I always thought iterating over a file-like in Python would be equivalent to calling its readline
method in a loop, but today I found a situation where that is not true. Specifically, I have a Popen
'd process p
where
list(itertools.takewhile(lambda x: x != "\n",
p.stdout))
hangs (presumably because p
waits for input; both stdin
and stdout
are pipes to my Python process), while the following works:
list(itertools.takewhile(lambda x: x != "\n",
iter(p.stdout.readline, "")))
Can someone explain the difference?
Python readline() method will return a line from the file when called. readlines() method will return all the lines in a file in the format of a list where each element is a line in the file.
The read() will read the whole file at once and then print out the first characters that take up as many bytes as you specify in the parenthesis versus the readline() that will read and print out only the first characters that take up as many bytes as you specify in the parenthesis.
readline() function reads a line of the file and return it in the form of the string. It takes a parameter n, which specifies the maximum number of bytes that will be read.
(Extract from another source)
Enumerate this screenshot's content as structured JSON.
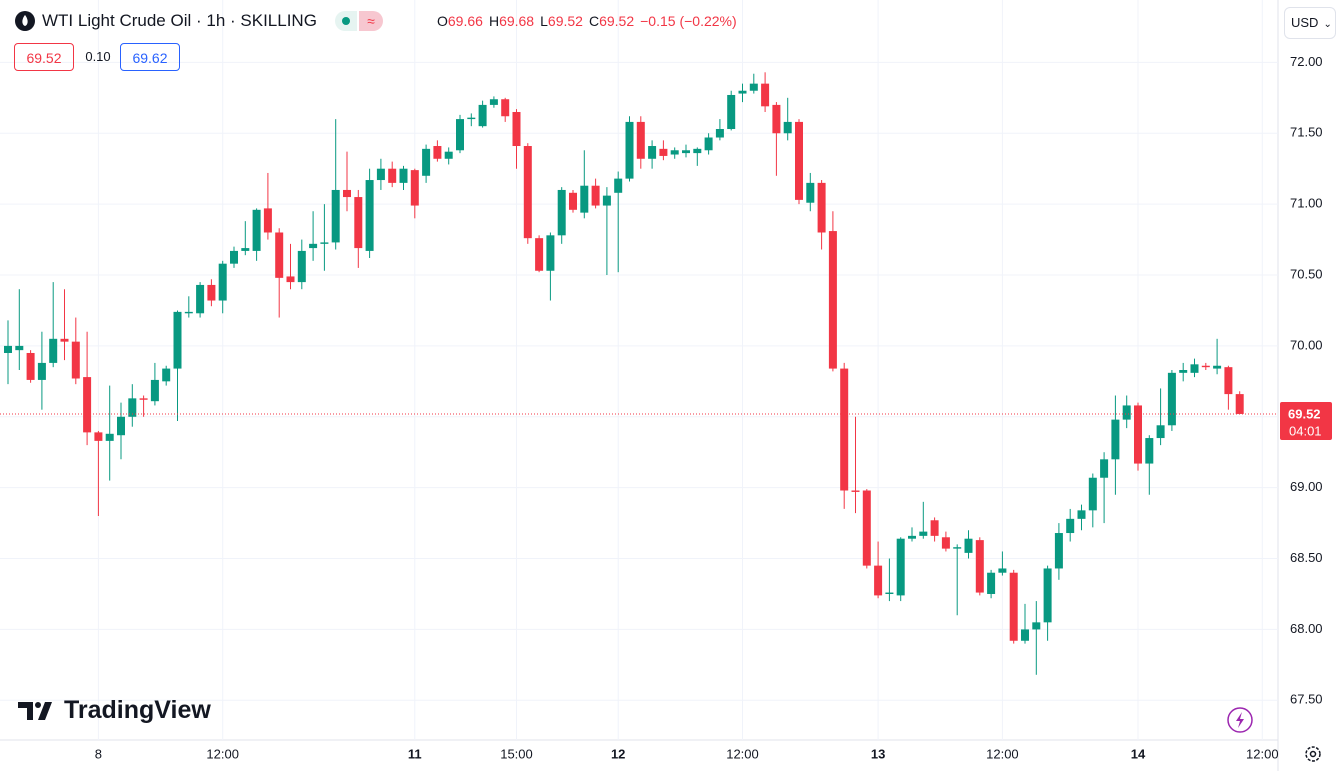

The only difference between the Read() and ReadLine() is that Console. Read is used to read only single character from the standard output device, while Console. ReadLine is used to read a line or string from the standard output device. Program 1: Example of Console.
The difference is purely in the implementation of iteration versus the readline
method. File iteration reads in blocks (of 8 kilobytes, by default) and then splits up the buffer into lines as you consume them. The readline
method, on the other hand, takes care never to read more than one line, and that means reading character by character. Reading in blocks is much more efficient, but it means you can't mix other operations on the file between reads. The expectation is that when you are iterating over the file, your intent is to read all lines sequentially and you will not be doing other operations on it. The readline
method can't make that assumption.
As Sven Marnach hinted in his comment to your question, you can use iter(f.readline, '')
to get an iterator that reads lines from the file without reading in blocks, at the cost of performance.